If you have ever looked at your dog and thought that you have one smart pet, you are not alone. In one study, researchers sent a survey to dog owners and asked them to rate their pet's smartness as compared with a human. Over 70% of respondents felt that their canine friend had the human intelligence of a three-year-old or above. The same study found that over 10% felt that their pet had the smartness of someone 11 years or older.
Pet owners perceive their dogs as very intelligent pets. They feel they can respond to emotions, figure out puzzles, and interact sociably amongst humans and other dogs. Due to this, there are many canine intelligence research centers at prestigious universities like Yale and Duke. Researchers at these institutions have concluded that dogs are smart pets, but do not possess some superintelligence. Dogs are particularly social creatures, and they have evolved alongside humans over many years Dogs can respond remarkably well to human communication and cues. It's possible to point to a container with food, and, after enough training, the dog will remember and respond to the pointing gesture. There's also evidence to suggest that dogs can respond to human voice intonations and pitches. In short, humans and dogs coexist so well because dogs are smart enough to learn from humans and vice-versa.

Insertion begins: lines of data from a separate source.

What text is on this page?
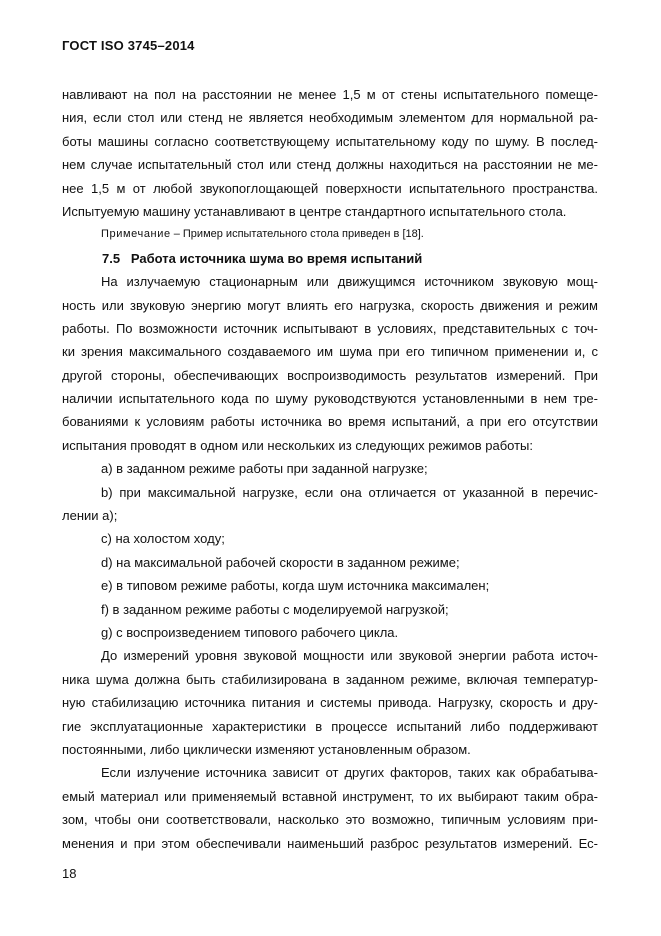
ГОСТ ISO 3745–2014
навливают на пол на расстоянии не менее 1,5 м от стены испытательного помеще-
ния, если стол или стенд не является необходимым элементом для нормальной ра-
боты машины согласно соответствующему испытательному коду по шуму. В послед-
нем случае испытательный стол или стенд должны находиться на расстоянии не ме-
нее 1,5 м от любой звукопоглощающей поверхности испытательного пространства.
Испытуемую машину устанавливают в центре стандартного испытательного стола.
Примечание – Пример испытательного стола приведен в [18].
7.5 Работа источника шума во время испытаний
На излучаемую стационарным или движущимся источником звуковую мощ-
ность или звуковую энергию могут влиять его нагрузка, скорость движения и режим
работы. По возможности источник испытывают в условиях, представительных с точ-
ки зрения максимального создаваемого им шума при его типичном применении и, с
другой стороны, обеспечивающих воспроизводимость результатов измерений. При
наличии испытательного кода по шуму руководствуются установленными в нем тре-
бованиями к условиям работы источника во время испытаний, а при его отсутствии
испытания проводят в одном или нескольких из следующих режимов работы:
a) в заданном режиме работы при заданной нагрузке;
b) при максимальной нагрузке, если она отличается от указанной в перечис-
лении а);
c) на холостом ходу;
d) на максимальной рабочей скорости в заданном режиме;
e) в типовом режиме работы, когда шум источника максимален;
f) в заданном режиме работы с моделируемой нагрузкой;
g) с воспроизведением типового рабочего цикла.
До измерений уровня звуковой мощности или звуковой энергии работа источ-
ника шума должна быть стабилизирована в заданном режиме, включая температур-
ную стабилизацию источника питания и системы привода. Нагрузку, скорость и дру-
гие эксплуатационные характеристики в процессе испытаний либо поддерживают
постоянными, либо циклически изменяют установленным образом.
Если излучение источника зависит от других факторов, таких как обрабатыва-
емый материал или применяемый вставной инструмент, то их выбирают таким обра-
зом, чтобы они соответствовали, насколько это возможно, типичным условиям при-
менения и при этом обеспечивали наименьший разброс результатов измерений. Ес-
18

We can communicate with our canine friends, even if we don't speak the same language.
Canines are also acutely aware of their physical surroundings. This awareness is evident when training a dog to run through an obstacle course. It is possible to teach a dog to run through a complex set of mazes to find the food, indicating that they have a powerful sense of their surroundings. Other pets, like cats, find these types of large spatial puzzles much more difficult to navigate. Dogs not only do them, but they have fun doing so. It's also interesting to note that there is recent research indicating that dogs have a unique section of the brain dedicated to processing human faces.

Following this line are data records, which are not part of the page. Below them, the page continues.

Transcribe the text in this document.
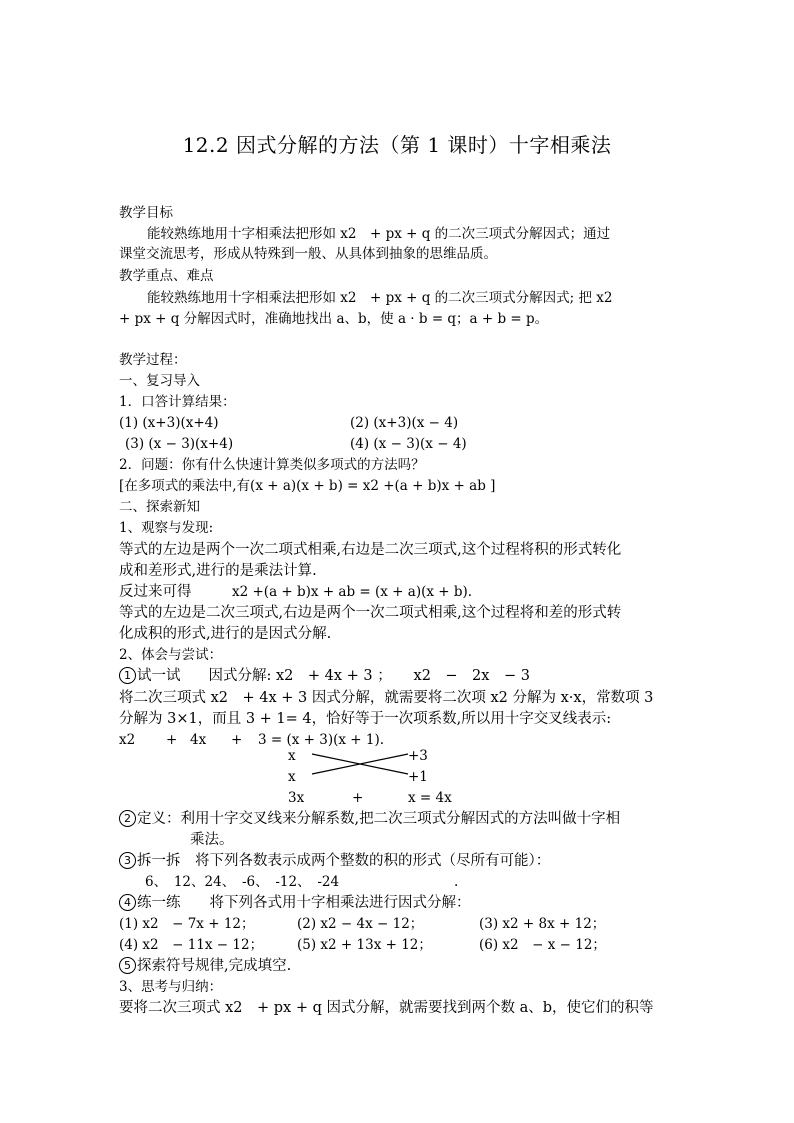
12.2 因式分解的方法（第 1 课时）十字相乘法
教学目标
能较熟练地用十字相乘法把形如 x2　+ px + q 的二次三项式分解因式；通过
课堂交流思考，形成从特殊到一般、从具体到抽象的思维品质。
教学重点、难点
能较熟练地用十字相乘法把形如 x2　+ px + q 的二次三项式分解因式; 把 x2
+ px + q 分解因式时，准确地找出 a、b，使 a · b = q；a + b = p。
教学过程：
一、复习导入
1．口答计算结果：
(1) (x+3)(x+4)	(2) (x+3)(x − 4)
(3) (x − 3)(x+4)	(4) (x − 3)(x − 4)
2．问题：你有什么快速计算类似多项式的方法吗？
[在多项式的乘法中,有(x + a)(x + b) = x2 +(a + b)x + ab ]
二、探索新知
1、观察与发现:
等式的左边是两个一次二项式相乘,右边是二次三项式,这个过程将积的形式转化
成和差形式,进行的是乘法计算.
反过来可得	x2 +(a + b)x + ab = (x + a)(x + b).
等式的左边是二次三项式,右边是两个一次二项式相乘,这个过程将和差的形式转
化成积的形式,进行的是因式分解.
2、体会与尝试：
1 试一试 因式分解: x2　+ 4x + 3 ；　　x2　−　2x　− 3
将二次三项式 x2　+ 4x + 3 因式分解，就需要将二次项 x2 分解为 x·x，常数项 3
分解为 3×1，而且 3 + 1= 4，恰好等于一次项系数,所以用十字交叉线表示:
x2 + 4x + 3 = (x + 3)(x + 1).
x	+3
x	+1
3x	+	x = 4x
2 定义：利用十字交叉线来分解系数,把二次三项式分解因式的方法叫做十字相
乘法。
3 拆一拆　将下列各数表示成两个整数的积的形式（尽所有可能）：
6、　12、24、　-6、　-12、　-24	.
4 练一练　　将下列各式用十字相乘法进行因式分解：
(1) x2　− 7x + 12；	(2) x2 − 4x − 12；	(3) x2 + 8x + 12；
(4) x2　− 11x − 12；	(5) x2 + 13x + 12；	(6) x2　− x − 12；
5 探索符号规律,完成填空.
3、思考与归纳：
要将二次三项式 x2　+ px + q 因式分解，就需要找到两个数 a、b，使它们的积等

Researchers did fMRI scans on dogs and found that when presented with human faces, individual parts of the brain lit up that were not involved in processing faces of other dogs. This research suggests that, since dogs have evolved alongside us, they have particular parts dedicated to interacting with humans. The fact that it is 2019, and we are just discovering that the dog brain can parse human faces separately indicates that they may be intelligent in ways we previously didn't know. Research into canine intelligence and cognition in pets is still in its infancy.
Fortunately, many prestigious institutions are dedicating resources and energy to exploring it further. What is clear is that humans perceive their dogs to possess significant intelligence. Research, although still early, is supporting that belief. They may not possess the superintelligence of a 16-year-old human, but they do have many unique attributes and intelligence that make them particularly great companions for humans. If you're a dog owner, you probably knew that already! Rest assured, your dog is smart, and science is backing that up!